The testing site, run by Curative, offers nasal PCR drive-thru testing from 9 a.m. to 4 p.m. seven days a week.

“The Curative testing site is relaunching due to increase demand in testing coupled with an increase in positivity across the state of California,” Curative spokesman Pasquale Gianni said.

When it first opened, the coronavirus testing site at Dodger Stadium was the largest in the country, testing thousands of residents for free each day.

More than 1 million Angelenos were tested for coronavirus at the stadium after the testing site opened in May 2020. Images of long lines of drivers waiting for swabs at the iconic L.A. landmark became synonymous with the beginning of the pandemic in the city.

After COVID-19 vaccines became available, it transitioned into a mass vaccination site in January before closing in May amid a slowdown in the number of people wanting to get the shots.

Now, the stadium has the capacity to provide about 500 tests per day as of Wednesday, according to Curative.

“It has the capacity to be the largest testing site once more, but we’re keeping an eye on demand and positivity as we scale up,” Gianni said.

The recent increased demand for testing can be at least partly attributed to new mandates that require unvaccinated residents to undergo coronavirus testing for large events, and even some workplaces and educational settings.

But the county is also beginning to see signs of a possible uptick in coronavirus transmission, L.A. County Health Director Barbara Ferrer said in a media briefing last Thursday.

“We’re seeing a plateau across all of our metrics with signs of a possible uptick in transmission over the more recent days,” Ferrer said.

State officials on Monday also warned that colder weather, mingling over the holidays and the waning of vaccine immunity puts Californians at risk of seeing another possible winter surge.

Last year’s winter surge overwhelmed hospitals and filled up L.A. County’s morgues.

In some parts of the state, COVID-19 cases, hospitalizations and deaths are beginning to rise, signaling the need for Californians to get their booster shots and for young children to get vaccinated, state officials said.

“With cases ticking up in most parts of the state, we cannot let our guard down and we cannot underestimate this deadly virus,” said California Department of Public Health Director Dr. Tomás J. Aragón.

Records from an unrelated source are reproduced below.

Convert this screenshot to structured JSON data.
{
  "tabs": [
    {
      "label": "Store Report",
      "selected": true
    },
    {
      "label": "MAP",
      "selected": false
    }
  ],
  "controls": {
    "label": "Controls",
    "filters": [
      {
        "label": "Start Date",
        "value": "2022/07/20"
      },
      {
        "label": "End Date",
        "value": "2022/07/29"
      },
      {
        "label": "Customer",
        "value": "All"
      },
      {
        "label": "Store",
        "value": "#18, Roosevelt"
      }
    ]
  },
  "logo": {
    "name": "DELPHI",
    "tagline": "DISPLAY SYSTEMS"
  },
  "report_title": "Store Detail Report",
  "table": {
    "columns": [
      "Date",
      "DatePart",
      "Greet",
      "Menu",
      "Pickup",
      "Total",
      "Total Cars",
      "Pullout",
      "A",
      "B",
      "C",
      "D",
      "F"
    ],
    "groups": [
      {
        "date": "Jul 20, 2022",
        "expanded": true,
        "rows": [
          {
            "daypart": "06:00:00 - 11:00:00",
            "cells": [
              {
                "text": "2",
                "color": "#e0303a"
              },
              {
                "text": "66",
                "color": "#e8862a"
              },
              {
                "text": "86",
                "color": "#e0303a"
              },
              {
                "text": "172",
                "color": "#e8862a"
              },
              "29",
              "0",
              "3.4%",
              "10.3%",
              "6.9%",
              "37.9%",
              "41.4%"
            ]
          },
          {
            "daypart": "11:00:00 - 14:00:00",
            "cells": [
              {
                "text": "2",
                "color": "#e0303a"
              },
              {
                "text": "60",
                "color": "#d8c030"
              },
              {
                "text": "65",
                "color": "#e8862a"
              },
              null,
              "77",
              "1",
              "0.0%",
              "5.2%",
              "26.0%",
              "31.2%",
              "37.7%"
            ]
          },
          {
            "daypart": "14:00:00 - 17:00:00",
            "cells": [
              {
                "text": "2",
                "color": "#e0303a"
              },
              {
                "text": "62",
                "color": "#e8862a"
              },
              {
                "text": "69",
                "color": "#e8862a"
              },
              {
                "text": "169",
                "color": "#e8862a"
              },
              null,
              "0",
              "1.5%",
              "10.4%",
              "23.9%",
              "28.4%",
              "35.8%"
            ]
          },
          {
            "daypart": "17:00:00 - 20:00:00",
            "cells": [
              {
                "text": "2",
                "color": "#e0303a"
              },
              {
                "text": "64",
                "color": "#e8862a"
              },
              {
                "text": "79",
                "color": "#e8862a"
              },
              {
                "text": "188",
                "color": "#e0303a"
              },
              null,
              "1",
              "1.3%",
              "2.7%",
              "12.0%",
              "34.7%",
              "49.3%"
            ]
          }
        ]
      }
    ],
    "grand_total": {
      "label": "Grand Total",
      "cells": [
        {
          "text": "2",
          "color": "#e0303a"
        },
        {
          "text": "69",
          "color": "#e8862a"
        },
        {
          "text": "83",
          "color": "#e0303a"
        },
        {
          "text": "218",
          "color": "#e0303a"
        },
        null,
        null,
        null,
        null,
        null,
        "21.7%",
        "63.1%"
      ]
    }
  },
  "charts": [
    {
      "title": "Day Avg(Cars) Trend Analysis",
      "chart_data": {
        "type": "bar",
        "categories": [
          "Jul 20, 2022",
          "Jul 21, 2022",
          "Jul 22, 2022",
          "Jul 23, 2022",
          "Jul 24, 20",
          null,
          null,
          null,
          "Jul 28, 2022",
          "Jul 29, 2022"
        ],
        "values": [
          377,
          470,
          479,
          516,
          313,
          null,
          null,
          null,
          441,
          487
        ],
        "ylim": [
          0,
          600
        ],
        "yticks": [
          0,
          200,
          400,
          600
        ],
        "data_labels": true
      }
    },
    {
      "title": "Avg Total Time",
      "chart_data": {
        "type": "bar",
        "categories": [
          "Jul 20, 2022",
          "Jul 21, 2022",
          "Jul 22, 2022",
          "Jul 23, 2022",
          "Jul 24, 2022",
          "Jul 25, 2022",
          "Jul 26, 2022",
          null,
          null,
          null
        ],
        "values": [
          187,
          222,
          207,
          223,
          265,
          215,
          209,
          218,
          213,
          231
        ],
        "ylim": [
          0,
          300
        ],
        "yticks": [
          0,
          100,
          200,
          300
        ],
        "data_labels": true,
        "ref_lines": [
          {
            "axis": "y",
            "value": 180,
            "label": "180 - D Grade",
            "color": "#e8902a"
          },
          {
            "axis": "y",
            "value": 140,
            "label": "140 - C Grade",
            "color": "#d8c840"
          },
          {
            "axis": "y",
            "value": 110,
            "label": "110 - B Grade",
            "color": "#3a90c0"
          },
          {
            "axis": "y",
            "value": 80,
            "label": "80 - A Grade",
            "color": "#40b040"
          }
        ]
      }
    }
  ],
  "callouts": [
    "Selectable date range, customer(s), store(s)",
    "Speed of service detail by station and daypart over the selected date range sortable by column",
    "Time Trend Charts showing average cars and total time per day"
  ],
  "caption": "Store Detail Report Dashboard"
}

“While we have a nation-leading vaccination effort, children ages 5-11 years have just become eligible, and last year at this time our COVID-19 cases increased at a dangerous rate, so we can’t underscore enough the importance to vaccinate and boost to protect yourself, your family and all of our communities against this virus,” he added.

For months, unvaccinated people have accounted for the most cases and hospitalizations in both L.A. County and throughout the state.

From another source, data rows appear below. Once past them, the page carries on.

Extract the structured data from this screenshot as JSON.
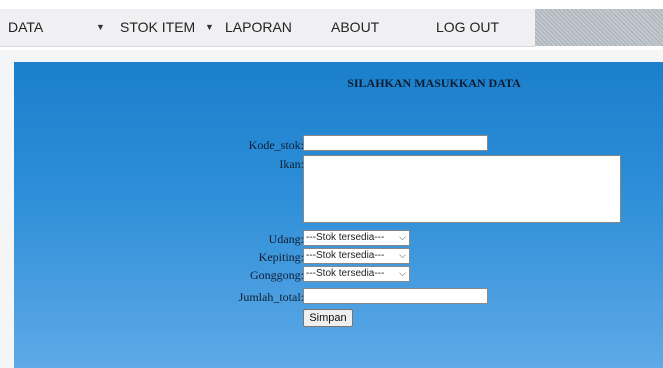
{
  "nav": {
    "data": "DATA",
    "stok_item": "STOK ITEM",
    "laporan": "LAPORAN",
    "about": "ABOUT",
    "logout": "LOG OUT",
    "caret": "▼"
  },
  "form": {
    "heading": "SILAHKAN MASUKKAN DATA",
    "kode_stok_label": "Kode_stok:",
    "ikan_label": "Ikan:",
    "udang_label": "Udang:",
    "kepiting_label": "Kepiting:",
    "gonggong_label": "Gonggong:",
    "jumlah_total_label": "Jumlah_total:",
    "udang_value": "---Stok tersedia---",
    "kepiting_value": "---Stok tersedia---",
    "gonggong_value": "---Stok tersedia---",
    "submit": "Simpan",
    "chevron": "⌵"
  }
}
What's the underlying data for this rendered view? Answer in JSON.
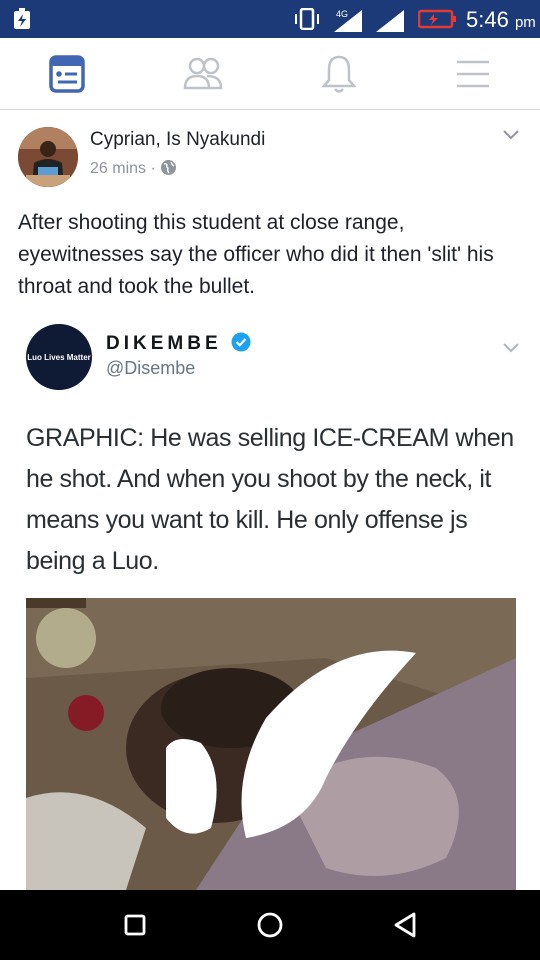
{
  "status_bar": {
    "network_label": "4G",
    "time": "5:46",
    "ampm": "pm",
    "icons": [
      "charging-icon",
      "vibrate-icon",
      "signal-icon",
      "signal-icon",
      "battery-icon"
    ],
    "colors": {
      "background": "#1c3a78",
      "battery_warning": "#e53935"
    }
  },
  "nav": {
    "items": [
      "news-feed-icon",
      "friends-icon",
      "notifications-icon",
      "menu-icon"
    ],
    "active": "news-feed-icon",
    "colors": {
      "active": "#4267b2",
      "inactive": "#bec3c9"
    }
  },
  "post": {
    "author": "Cyprian, Is  Nyakundi",
    "time": "26 mins",
    "separator": "·",
    "privacy_icon": "globe-icon",
    "text": "After shooting this student at close range, eyewitnesses say the officer who did it then 'slit' his throat and took the bullet."
  },
  "tweet": {
    "avatar_text": "Luo Lives Matter",
    "name": "DIKEMBE",
    "verified_icon": "verified-badge-icon",
    "handle": "@Disembe",
    "text": "GRAPHIC: He was selling ICE-CREAM when he shot. And when you shoot by the neck, it means you want to kill. He only offense js being a Luo.",
    "colors": {
      "verified": "#1da1f2"
    }
  },
  "android_nav": {
    "buttons": [
      "recents-square-icon",
      "home-circle-icon",
      "back-triangle-icon"
    ]
  }
}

“Hospitalization rates remain flat amongst vaccinated people, but they’re now ticking up amongst those who are not yet vaccinated,” Ferrer said. “The differences between these groups remain stark.”

Unvaccinated people have been seven times more likely to get infected, and 27 times more likely to be hospitalized for COVID-19 than vaccinated people in L.A. County, according to the health director.

Statewide, unvaccinated people were 18.2 times more likely to die from COVID-19, according to October data from the California Department of Public Health.